O Benfica lançou-se, definitivamente, no mercado dos eventos. Apesar de receber eventos há vários anos, e depois de um trabalho prévio de estudo do sector, a instituição decidiu apostar forte nesta vertente e até já lançou uma brochura dedicada à divulgação dos espaços para eventos e que pode ser consultada no site do clube. Fomos conversar com Bruno Sá, da Benfica Eventos, para perceber as potencialidades dos espaços e os objectivos do clube nesta área de negócio.
Que espaços tem o Estádio da Luz disponíveis para eventos?
A Benfica Eventos tem várias salas para reuniões e seminários, um auditório com capacidade para 100 pessoas, que é a nossa sala de conferências de imprensa, salas para jantares e outro eventos com capacidade até 600 pessoas. Estamos a falar de espaços com visibilidade para o relvado. Para além dos espaços interiores, temos os pavilhões, um com capacidade para 1500 pessoas sentadas, outro para 2500; o Caixa Futebol Campus, no Seixal, que tem capacidade para muitos eventos.

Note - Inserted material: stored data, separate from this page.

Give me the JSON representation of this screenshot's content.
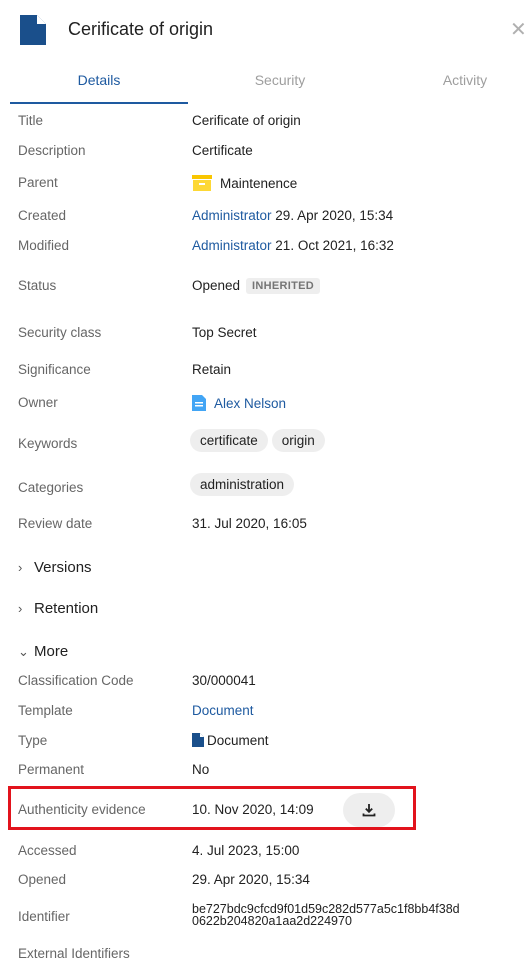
{
  "header": {
    "title": "Cerificate of origin",
    "icon": "document-icon",
    "close_icon": "close-icon"
  },
  "tabs": [
    "Details",
    "Security",
    "Activity"
  ],
  "fields": {
    "title": {
      "label": "Title",
      "value": "Cerificate of origin"
    },
    "description": {
      "label": "Description",
      "value": "Certificate"
    },
    "parent": {
      "label": "Parent",
      "value": "Maintenence",
      "icon": "box-folder-icon",
      "icon_color": "#fdd835"
    },
    "created": {
      "label": "Created",
      "user": "Administrator",
      "date": "29. Apr 2020, 15:34"
    },
    "modified": {
      "label": "Modified",
      "user": "Administrator",
      "date": "21. Oct 2021, 16:32"
    },
    "status": {
      "label": "Status",
      "value": "Opened",
      "badge": "INHERITED"
    },
    "security_class": {
      "label": "Security class",
      "value": "Top Secret"
    },
    "significance": {
      "label": "Significance",
      "value": "Retain"
    },
    "owner": {
      "label": "Owner",
      "value": "Alex Nelson"
    },
    "keywords": {
      "label": "Keywords",
      "chips": [
        "certificate",
        "origin"
      ]
    },
    "categories": {
      "label": "Categories",
      "chips": [
        "administration"
      ]
    },
    "review_date": {
      "label": "Review date",
      "value": "31. Jul 2020, 16:05"
    }
  },
  "sections": {
    "versions": "Versions",
    "retention": "Retention",
    "more": "More"
  },
  "more": {
    "classification_code": {
      "label": "Classification Code",
      "value": "30/000041"
    },
    "template": {
      "label": "Template",
      "value": "Document"
    },
    "type": {
      "label": "Type",
      "value": "Document"
    },
    "permanent": {
      "label": "Permanent",
      "value": "No"
    },
    "authenticity": {
      "label": "Authenticity evidence",
      "value": "10. Nov 2020, 14:09",
      "button_icon": "download-icon"
    },
    "accessed": {
      "label": "Accessed",
      "value": "4. Jul 2023, 15:00"
    },
    "opened": {
      "label": "Opened",
      "value": "29. Apr 2020, 15:34"
    },
    "identifier": {
      "label": "Identifier",
      "line1": "be727bdc9cfcd9f01d59c282d577a5c1f8bb4f38d",
      "line2": "0622b204820a1aa2d224970"
    },
    "external_identifiers": {
      "label": "External Identifiers"
    }
  },
  "colors": {
    "accent": "#1e5aa0",
    "highlight": "#e2131c"
  }
}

De referir ainda a Praça Centenário, que permite fazer feiras, concertos, de tudo um pouco. Temos um relvado sintético que permite realizar várias iniciativas. Espaços não nos faltam, até o parque de estacionamento já alugámos.

Foto: Fabrice Ziegler
Tudo isso condicionado pela época desportiva?
Sim, o nosso core business, que é o futebol, está em primeiro lugar, como é óbvio, mas é gerível. Temos cerca de 30 eventos desportivos, de futebol profissional no estádio, nos restantes dias há muitas oportunidades para entrarmos neste mercado.
Qual tem sido a reacção?
Temos tido muita procura.
Em termos de fornecedores? Há exclusividade?

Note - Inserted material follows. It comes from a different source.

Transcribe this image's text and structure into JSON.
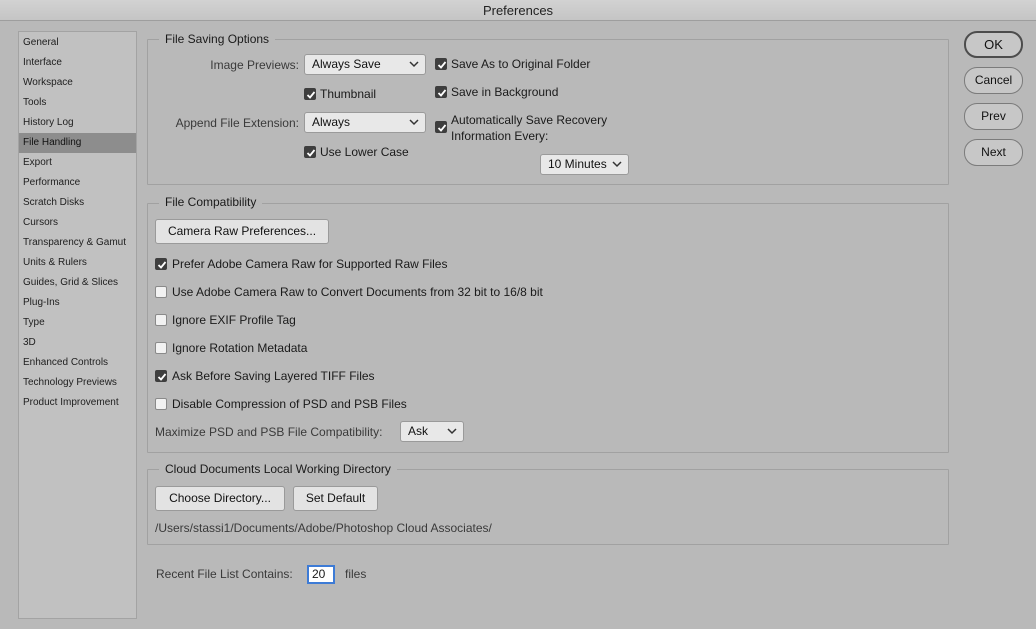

No interior do estádio a única exclusividade que existe é ao nível do catering. Em relação a tudo o resto não há restrições. Temos obviamente os nossos fornecedores/parceiros. Estudámos o mercado e percebemos que os promotores dos eventos preferem quase sempre trazer os seus fornecedores habituais. Fora do estádio, nos pavilhões, na Praça Centenário, etc., não há qualquer exclusividade, incluindo o catering.
Qual é a grande mais-valia de organizar um evento num estádio?

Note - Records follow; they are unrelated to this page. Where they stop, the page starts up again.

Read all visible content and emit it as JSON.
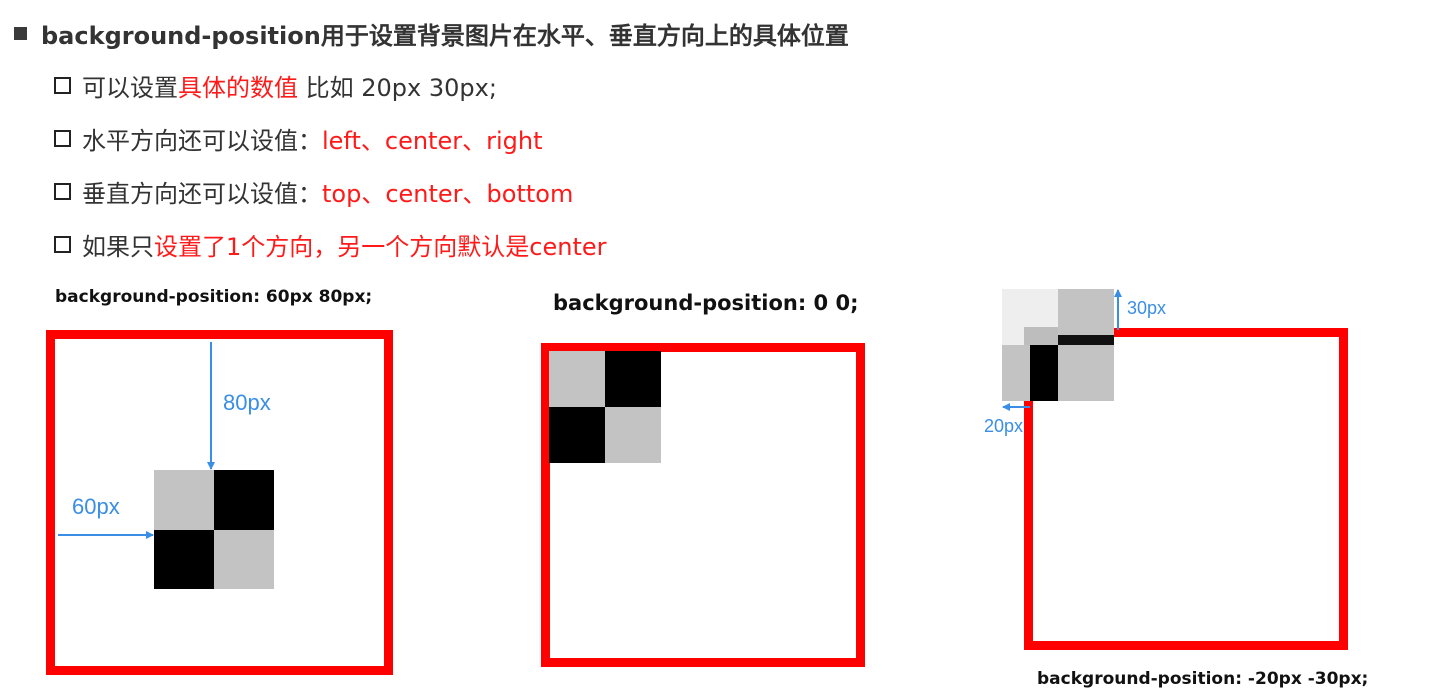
{
  "heading": {
    "text": "background-position用于设置背景图片在水平、垂直方向上的具体位置"
  },
  "bullets": [
    {
      "parts": [
        {
          "text": "可以设置",
          "color": "dark"
        },
        {
          "text": "具体的数值",
          "color": "red"
        },
        {
          "text": " 比如 20px 30px;",
          "color": "dark"
        }
      ]
    },
    {
      "parts": [
        {
          "text": "水平方向还可以设值：",
          "color": "dark"
        },
        {
          "text": "left、center、right",
          "color": "red"
        }
      ]
    },
    {
      "parts": [
        {
          "text": "垂直方向还可以设值：",
          "color": "dark"
        },
        {
          "text": "top、center、bottom",
          "color": "red"
        }
      ]
    },
    {
      "parts": [
        {
          "text": "如果只",
          "color": "dark"
        },
        {
          "text": "设置了1个方向，另一个方向默认是center",
          "color": "red"
        }
      ]
    }
  ],
  "examples": {
    "first": {
      "caption": "background-position: 60px 80px;",
      "x_label": "60px",
      "y_label": "80px"
    },
    "second": {
      "caption": "background-position: 0 0;"
    },
    "third": {
      "caption": "background-position: -20px -30px;",
      "x_label": "20px",
      "y_label": "30px"
    }
  },
  "colors": {
    "frame": "#ff0000",
    "accent_red": "#ff1a1a",
    "arrow_blue": "#3a8ee6",
    "tile_gray": "#c3c3c3",
    "tile_black": "#000000"
  }
}
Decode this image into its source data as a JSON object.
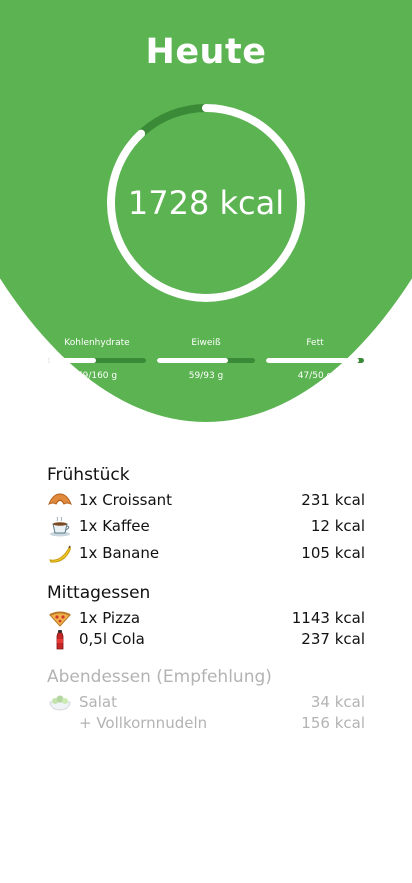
{
  "header": {
    "title": "Heute",
    "total_kcal": "1728 kcal",
    "calorie_progress": 0.88,
    "colors": {
      "background": "#5bb351",
      "ring": "#ffffff",
      "ring_track": "#3a8a37"
    }
  },
  "macros": [
    {
      "name": "Kohlenhydrate",
      "value": "79/160 g",
      "progress": 0.49
    },
    {
      "name": "Eiweiß",
      "value": "59/93 g",
      "progress": 0.72
    },
    {
      "name": "Fett",
      "value": "47/50 g",
      "progress": 0.95
    }
  ],
  "meals": {
    "breakfast": {
      "title": "Frühstück",
      "items": [
        {
          "icon": "croissant-icon",
          "name": "1x Croissant",
          "kcal": "231 kcal"
        },
        {
          "icon": "coffee-icon",
          "name": "1x Kaffee",
          "kcal": "12 kcal"
        },
        {
          "icon": "banana-icon",
          "name": "1x Banane",
          "kcal": "105 kcal"
        }
      ]
    },
    "lunch": {
      "title": "Mittagessen",
      "items": [
        {
          "icon": "pizza-icon",
          "name": "1x Pizza",
          "kcal": "1143 kcal"
        },
        {
          "icon": "cola-icon",
          "name": "0,5l Cola",
          "kcal": "237 kcal"
        }
      ]
    },
    "dinner": {
      "title": "Abendessen (Empfehlung)",
      "items": [
        {
          "icon": "salad-icon",
          "name": "Salat",
          "kcal": "34 kcal"
        },
        {
          "icon": "",
          "name": "+ Vollkornnudeln",
          "kcal": "156 kcal"
        }
      ]
    }
  }
}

Acima de tudo é um local único para convidar pessoas a assistirem a um lançamento de um produto, um evento, no palco onde as maiores estrelas de Portugal jogam, onde foi a final do Euro 2004, onde se realizaram as New 7 Wonders. Temos tido um feedback muito positivo de todas as empresas que têm organizado aqui eventos, quer a nível da organização, quer do impacto.
Fez referência ao espaço mais nobre de todo o estádio, o relvado. Que condicionantes e que possibilidades existem no uso desse espaço?
Procuramos sempre cuidar do nosso core-business, como é óbvio. Depende do projecto, do evento a realizar. Nos meses em que não há actividade desportiva, pretendemos realizar eventos no relvado, mas não é uma coisa que vá ser aberta a todo o tipo de propostas. Serão sempre estudadas.
Qual o peso que o Benfica quer para a área de eventos?
Temos um objectivo traçado, mas neste momento, neste ano 0, queremos estudar o mercado. Obviamente temos objectivos financeiros, mas que não posso divulgar.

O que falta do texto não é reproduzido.